Roughly half of the population suffers from some level of sensitive skin that is still developing, said Friedman. The issue is more acute for babies and toddlers who have uniquely thin and delicate skin. Friedman consulted with Dr. Dendy Engelman, a board-certified dermatologist, to build the Hush range and, in her words, break the cycle of sensitivity.
The line comprises a proprietary blend of six ingredients that help balance the skin’s pH levels to hydrate and nourish the scalp. In addition, the tube of the Sensitive 2in1 Soothing Shampoo + Conditioner features a soft massaging brush that “helps to lift away dirt, flakes and oil, plus supports the increase of micro-circulation and oxygen to the root,” according to the brand.
3 Keys to Building Kids Hair Care for Today’s
Retailers are beginning to build kids sets and baby sets in response to an emerging consumer demand, said Friedman. But success required that her brand fulfill a number of key considerations.
Friedman noted that millennial moms are well-informed by influencer videos, product reviews, etc., and averse to conventional chemicals. As such, the SoCozy range was formulated without parabens, sulfates, synthetic colors, propylene glycol, formaldehyde, alcohol, gluten and nuts.
Friedman explained that the concept of “clean” products has begun to trump aspects such as natural or organic. People (particularly millennials) are committed to wellness and living cleaner, healthier lifestyles. Parents inherently want what’s best for their children, and this includes the products they use on their hair and body. The brand’s formulations—which adhere to the California Safe Cosmetics Act of 2005—are built to allow parents to feel good about every ingredient listed on the bottle.
Influencer-crated content is central to SoCozy’s marketing strategy ...
These parents also demand that products work, Friedman noted. So, leveraging an expert panel and in-salon testing, SoCozy has developed a problem/solution positioning. The company’s salons, located on the Upper East and West Sides of Manhattan, recently celebrated their 1 millionth haircut, according to Friedman. Each customer interaction creates new knowledge for the brand regarding consumer issues, as well as the effectiveness of various products and techniques.
In addition to optimizing formulas, the salon experience has allowed Friedman to customize SoCozy’s packaging. The products are designed with flip caps that can be opened with a thumb, allowing parents to deploy product with just one hand. The brand also uses spray nozzles that deliver the optimal amount of product, compared to a standard pump.
Finally, Friedman explained that today’s moms care about the authenticity of the brands they buy. As a result, SoCozy has created relationships with about 1,500 kid-centric influencers like Boston Mama (“GUYYYYSSSSS this stuff works like magic.”) and #curltalk SoCozy ambassadors Katie Salzano and her daughter, Kaia.

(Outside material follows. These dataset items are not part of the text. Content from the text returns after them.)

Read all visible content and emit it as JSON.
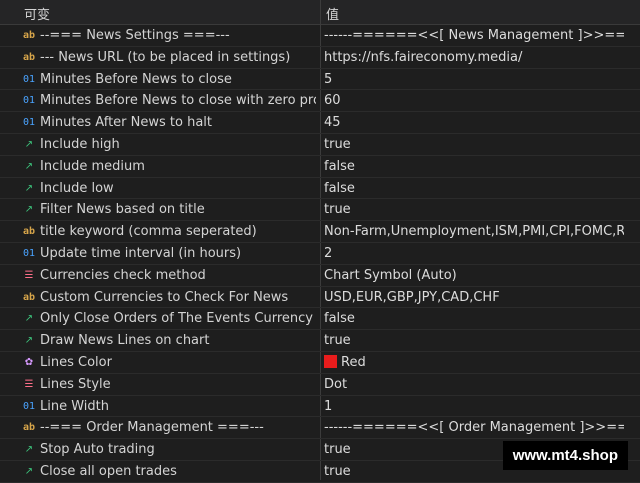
{
  "header": {
    "col_variable": "可变",
    "col_value": "值"
  },
  "rows": [
    {
      "icon": "ab-string-icon",
      "name": "--=== News Settings ===---",
      "value": "------======<<[  News Management  ]>>==..."
    },
    {
      "icon": "ab-string-icon",
      "name": "--- News URL (to be placed in settings)",
      "value": "https://nfs.faireconomy.media/"
    },
    {
      "icon": "01-integer-icon",
      "name": "Minutes Before News to close",
      "value": "5"
    },
    {
      "icon": "01-integer-icon",
      "name": "Minutes Before News to close with zero pro...",
      "value": "60"
    },
    {
      "icon": "01-integer-icon",
      "name": "Minutes After News to halt",
      "value": "45"
    },
    {
      "icon": "bool-arrow-icon",
      "name": "Include high",
      "value": "true"
    },
    {
      "icon": "bool-arrow-icon",
      "name": "Include medium",
      "value": "false"
    },
    {
      "icon": "bool-arrow-icon",
      "name": "Include low",
      "value": "false"
    },
    {
      "icon": "bool-arrow-icon",
      "name": "Filter News based on title",
      "value": "true"
    },
    {
      "icon": "ab-string-icon",
      "name": "title keyword (comma seperated)",
      "value": "Non-Farm,Unemployment,ISM,PMI,CPI,FOMC,R..."
    },
    {
      "icon": "01-integer-icon",
      "name": "Update time interval (in hours)",
      "value": "2"
    },
    {
      "icon": "enum-list-icon",
      "name": "Currencies check method",
      "value": "Chart Symbol (Auto)"
    },
    {
      "icon": "ab-string-icon",
      "name": "Custom Currencies to Check For News",
      "value": "USD,EUR,GBP,JPY,CAD,CHF"
    },
    {
      "icon": "bool-arrow-icon",
      "name": "Only Close Orders of The Events Currency",
      "value": "false"
    },
    {
      "icon": "bool-arrow-icon",
      "name": "Draw News Lines on chart",
      "value": "true"
    },
    {
      "icon": "color-palette-icon",
      "name": "Lines Color",
      "value": "Red",
      "swatch": "#e81c1c"
    },
    {
      "icon": "enum-list-icon",
      "name": "Lines Style",
      "value": "Dot"
    },
    {
      "icon": "01-integer-icon",
      "name": "Line Width",
      "value": "1"
    },
    {
      "icon": "ab-string-icon",
      "name": "--=== Order Management ===---",
      "value": "------======<<[  Order Management  ]>>==..."
    },
    {
      "icon": "bool-arrow-icon",
      "name": "Stop Auto trading",
      "value": "true"
    },
    {
      "icon": "bool-arrow-icon",
      "name": "Close all open trades",
      "value": "true"
    }
  ],
  "watermark": "www.mt4.shop"
}
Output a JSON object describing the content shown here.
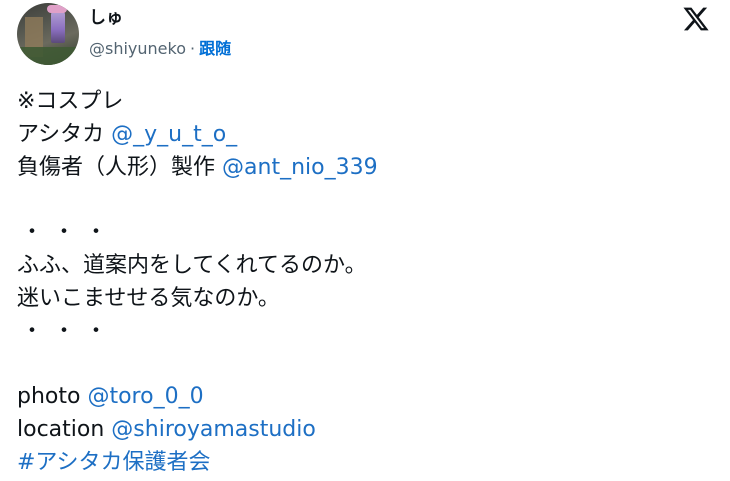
{
  "author": {
    "display_name": "しゅ",
    "handle": "@shiyuneko",
    "separator": "·",
    "follow_label": "跟随"
  },
  "brand": {
    "logo_icon": "x-logo-icon",
    "text_color": "#0f1419",
    "link_color": "#1d6fc4",
    "follow_color": "#006fd6",
    "muted_color": "#536471"
  },
  "tweet": {
    "line1": "※コスプレ",
    "line2_text": "アシタカ",
    "line2_mention": "@_y_u_t_o_",
    "line3_text": "負傷者（人形）製作",
    "line3_mention": "@ant_nio_339",
    "line5_dots": "・・・",
    "line6": "ふふ、道案内をしてくれてるのか。",
    "line7": "迷いこませせる気なのか。",
    "line8_dots": "・・・",
    "line10_text": "photo",
    "line10_mention": "@toro_0_0",
    "line11_text": "location",
    "line11_mention": "@shiroyamastudio",
    "line12_hashtag": "#アシタカ保護者会"
  }
}
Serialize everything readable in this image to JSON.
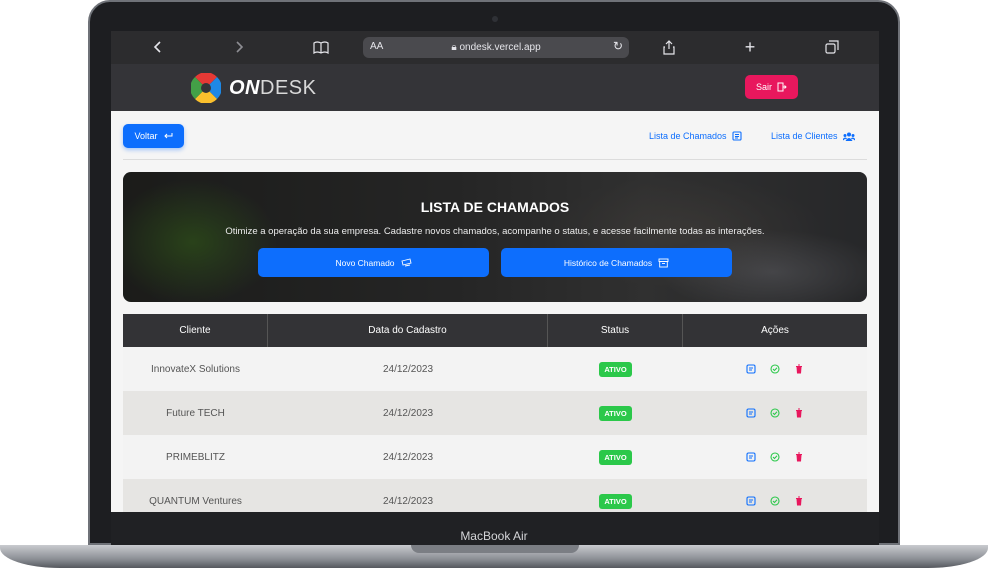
{
  "device": {
    "label": "MacBook Air"
  },
  "browser": {
    "text_size_label": "AA",
    "url": "ondesk.vercel.app"
  },
  "header": {
    "brand_bold": "ON",
    "brand_light": "DESK",
    "logout_label": "Sair"
  },
  "subnav": {
    "back_label": "Voltar",
    "links": [
      {
        "label": "Lista de Chamados",
        "icon": "list-icon"
      },
      {
        "label": "Lista de Clientes",
        "icon": "users-icon"
      }
    ]
  },
  "hero": {
    "title": "LISTA DE CHAMADOS",
    "subtitle": "Otimize a operação da sua empresa. Cadastre novos chamados, acompanhe o status, e acesse facilmente todas as interações.",
    "buttons": [
      {
        "label": "Novo Chamado",
        "icon": "add-ticket-icon"
      },
      {
        "label": "Histórico de Chamados",
        "icon": "archive-icon"
      }
    ]
  },
  "table": {
    "columns": [
      "Cliente",
      "Data do Cadastro",
      "Status",
      "Ações"
    ],
    "rows": [
      {
        "cliente": "InnovateX Solutions",
        "data": "24/12/2023",
        "status": "ATIVO"
      },
      {
        "cliente": "Future TECH",
        "data": "24/12/2023",
        "status": "ATIVO"
      },
      {
        "cliente": "PRIMEBLITZ",
        "data": "24/12/2023",
        "status": "ATIVO"
      },
      {
        "cliente": "QUANTUM Ventures",
        "data": "24/12/2023",
        "status": "ATIVO"
      }
    ]
  },
  "colors": {
    "primary": "#0d6efd",
    "danger": "#e8175d",
    "success": "#2bc84a",
    "header_bg": "#343438"
  }
}
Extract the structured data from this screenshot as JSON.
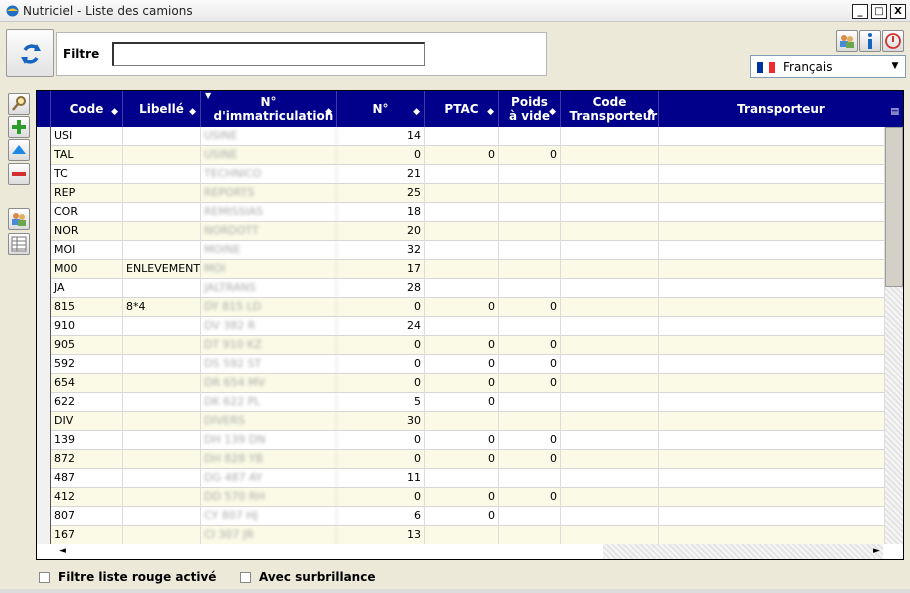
{
  "window": {
    "title": "Nutriciel - Liste des camions",
    "minimize": "_",
    "maximize": "□",
    "close": "X"
  },
  "filter": {
    "label": "Filtre",
    "value": ""
  },
  "language": {
    "selected": "Français",
    "flag_colors": [
      "#0033a0",
      "#ffffff",
      "#ef2b2d"
    ]
  },
  "grid": {
    "columns": [
      "Code",
      "Libellé",
      "N° d'immatriculation",
      "N°",
      "PTAC",
      "Poids à vide",
      "Code Transporteur",
      "Transporteur"
    ],
    "rows": [
      {
        "code": "USI",
        "libelle": "",
        "immat": "USINE",
        "num": "14",
        "ptac": "",
        "poids": "",
        "ctrans": "",
        "trans": ""
      },
      {
        "code": "TAL",
        "libelle": "",
        "immat": "USINE",
        "num": "0",
        "ptac": "0",
        "poids": "0",
        "ctrans": "",
        "trans": ""
      },
      {
        "code": "TC",
        "libelle": "",
        "immat": "TECHNICO",
        "num": "21",
        "ptac": "",
        "poids": "",
        "ctrans": "",
        "trans": ""
      },
      {
        "code": "REP",
        "libelle": "",
        "immat": "REPORTS",
        "num": "25",
        "ptac": "",
        "poids": "",
        "ctrans": "",
        "trans": ""
      },
      {
        "code": "COR",
        "libelle": "",
        "immat": "REMISSIAS",
        "num": "18",
        "ptac": "",
        "poids": "",
        "ctrans": "",
        "trans": ""
      },
      {
        "code": "NOR",
        "libelle": "",
        "immat": "NORDOTT",
        "num": "20",
        "ptac": "",
        "poids": "",
        "ctrans": "",
        "trans": ""
      },
      {
        "code": "MOI",
        "libelle": "",
        "immat": "MOINE",
        "num": "32",
        "ptac": "",
        "poids": "",
        "ctrans": "",
        "trans": ""
      },
      {
        "code": "M00",
        "libelle": "ENLEVEMENT",
        "immat": "MOI",
        "num": "17",
        "ptac": "",
        "poids": "",
        "ctrans": "",
        "trans": ""
      },
      {
        "code": "JA",
        "libelle": "",
        "immat": "JALTRANS",
        "num": "28",
        "ptac": "",
        "poids": "",
        "ctrans": "",
        "trans": ""
      },
      {
        "code": "815",
        "libelle": "8*4",
        "immat": "DY 815 LD",
        "num": "0",
        "ptac": "0",
        "poids": "0",
        "ctrans": "",
        "trans": ""
      },
      {
        "code": "910",
        "libelle": "",
        "immat": "DV 382 R",
        "num": "24",
        "ptac": "",
        "poids": "",
        "ctrans": "",
        "trans": ""
      },
      {
        "code": "905",
        "libelle": "",
        "immat": "DT 910 KZ",
        "num": "0",
        "ptac": "0",
        "poids": "0",
        "ctrans": "",
        "trans": ""
      },
      {
        "code": "592",
        "libelle": "",
        "immat": "DS 592 ST",
        "num": "0",
        "ptac": "0",
        "poids": "0",
        "ctrans": "",
        "trans": ""
      },
      {
        "code": "654",
        "libelle": "",
        "immat": "DR 654 MV",
        "num": "0",
        "ptac": "0",
        "poids": "0",
        "ctrans": "",
        "trans": ""
      },
      {
        "code": "622",
        "libelle": "",
        "immat": "DK 622 PL",
        "num": "5",
        "ptac": "0",
        "poids": "",
        "ctrans": "",
        "trans": ""
      },
      {
        "code": "DIV",
        "libelle": "",
        "immat": "DIVERS",
        "num": "30",
        "ptac": "",
        "poids": "",
        "ctrans": "",
        "trans": ""
      },
      {
        "code": "139",
        "libelle": "",
        "immat": "DH 139 DN",
        "num": "0",
        "ptac": "0",
        "poids": "0",
        "ctrans": "",
        "trans": ""
      },
      {
        "code": "872",
        "libelle": "",
        "immat": "DH 828 YB",
        "num": "0",
        "ptac": "0",
        "poids": "0",
        "ctrans": "",
        "trans": ""
      },
      {
        "code": "487",
        "libelle": "",
        "immat": "DG 487 AY",
        "num": "11",
        "ptac": "",
        "poids": "",
        "ctrans": "",
        "trans": ""
      },
      {
        "code": "412",
        "libelle": "",
        "immat": "DD 570 RH",
        "num": "0",
        "ptac": "0",
        "poids": "0",
        "ctrans": "",
        "trans": ""
      },
      {
        "code": "807",
        "libelle": "",
        "immat": "CY 807 HJ",
        "num": "6",
        "ptac": "0",
        "poids": "",
        "ctrans": "",
        "trans": ""
      },
      {
        "code": "167",
        "libelle": "",
        "immat": "CI 307 JR",
        "num": "13",
        "ptac": "",
        "poids": "",
        "ctrans": "",
        "trans": ""
      }
    ]
  },
  "options": {
    "red_list": "Filtre liste rouge activé",
    "highlight": "Avec surbrillance"
  },
  "icons": {
    "refresh": "refresh-icon",
    "users": "users-icon",
    "info": "info-icon",
    "power": "power-icon",
    "search": "search-icon",
    "add": "add-icon",
    "up": "move-up-icon",
    "remove": "remove-icon",
    "people": "people-icon",
    "grid": "grid-icon"
  }
}
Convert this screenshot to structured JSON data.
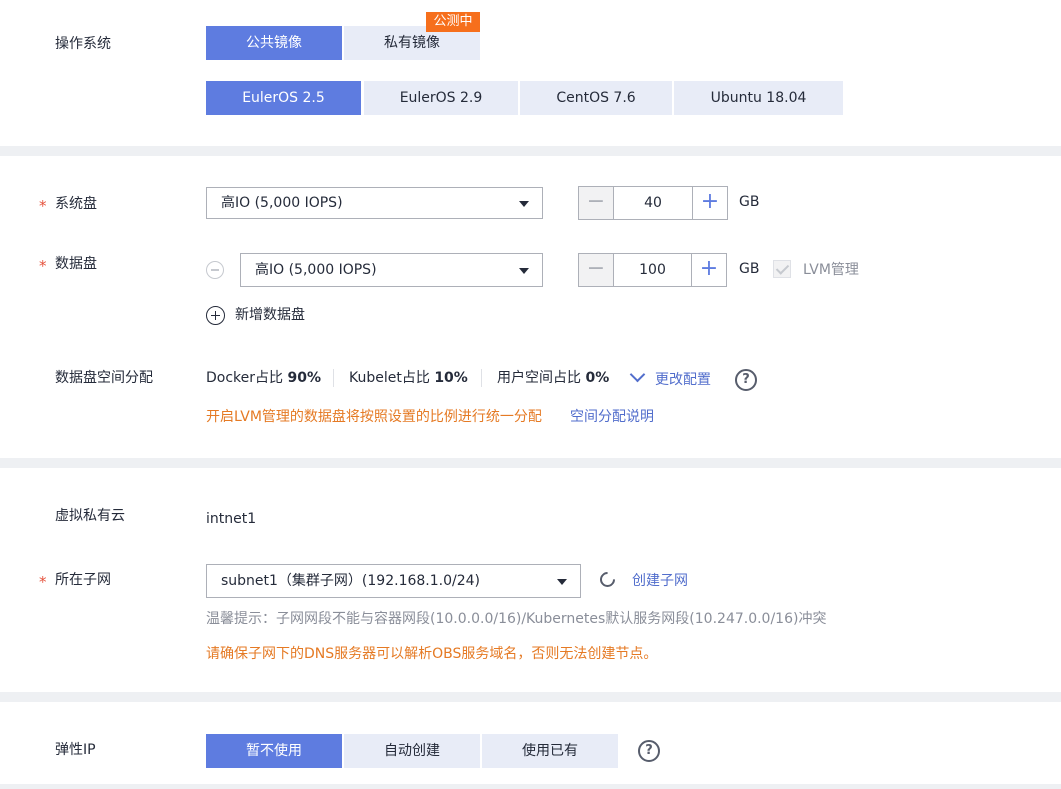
{
  "os": {
    "label": "操作系统",
    "image_tabs": [
      {
        "label": "公共镜像",
        "active": true
      },
      {
        "label": "私有镜像",
        "active": false
      }
    ],
    "beta_badge": "公测中",
    "versions": [
      {
        "label": "EulerOS 2.5",
        "active": true
      },
      {
        "label": "EulerOS 2.9",
        "active": false
      },
      {
        "label": "CentOS 7.6",
        "active": false
      },
      {
        "label": "Ubuntu 18.04",
        "active": false
      }
    ]
  },
  "disk": {
    "required_mark": "*",
    "system_label": "系统盘",
    "system_type": "高IO (5,000 IOPS)",
    "system_size": "40",
    "data_label": "数据盘",
    "data_type": "高IO (5,000 IOPS)",
    "data_size": "100",
    "unit": "GB",
    "lvm_label": "LVM管理",
    "add_data_disk": "新增数据盘",
    "alloc_label": "数据盘空间分配",
    "alloc": {
      "docker_label": "Docker占比",
      "docker_value": "90%",
      "kubelet_label": "Kubelet占比",
      "kubelet_value": "10%",
      "user_label": "用户空间占比",
      "user_value": "0%"
    },
    "change_config": "更改配置",
    "lvm_notice": "开启LVM管理的数据盘将按照设置的比例进行统一分配",
    "alloc_help_link": "空间分配说明"
  },
  "network": {
    "vpc_label": "虚拟私有云",
    "vpc_value": "intnet1",
    "subnet_label": "所在子网",
    "subnet_value": "subnet1（集群子网）(192.168.1.0/24)",
    "create_subnet": "创建子网",
    "tip": "温馨提示：子网网段不能与容器网段(10.0.0.0/16)/Kubernetes默认服务网段(10.247.0.0/16)冲突",
    "dns_warning": "请确保子网下的DNS服务器可以解析OBS服务域名，否则无法创建节点。"
  },
  "eip": {
    "label": "弹性IP",
    "options": [
      {
        "label": "暂不使用",
        "active": true
      },
      {
        "label": "自动创建",
        "active": false
      },
      {
        "label": "使用已有",
        "active": false
      }
    ]
  },
  "icons": {
    "help": "question-circle-icon",
    "refresh": "refresh-icon",
    "add": "plus-circle-icon",
    "remove": "minus-circle-icon",
    "expand": "chevron-down-icon",
    "dropdown": "caret-down-icon"
  },
  "colors": {
    "accent": "#5e7ce0",
    "tab_inactive": "#e8ecf7",
    "warning": "#e57a24",
    "required": "#e5533d",
    "badge": "#f66f1c",
    "link": "#526ecc"
  }
}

Influencer-crated content is central to SoCozy’s marketing strategy, said Friedman. These unpaid influencers must love the brand and have real issues they’re trying to solve for their kids. This generates genuine feedback, photos and other content that the brand is able to leverage in its social media channels and blog. The small-scale nature of its partner influencers, which typically are in the range of 10,000 followers, allows SoCozy to have a more intimate connection with followers.
The brand has real relationships with its influencers and salon clients ...
Friedman explained that, importantly, the brand has real relationships with its influencers and salon clients, allowing SoCozy to hear directly from them what they want and are looking for in their products. The brand is able to incorporate this feedback into its product development.
The Next Phase of Growth
SoCozy continues to listen to what consumers want for their babies and children, and watch emerging trends in adult hair care to understand what innovation it can next deliver to the category. The brand will continue to push its position in the clean product space across the salon, specialty food, drug and mass channels, including Amazon. Meanwhile, SoCozy has a number of new and differentiated products in the pipeline for 2018 and beyond.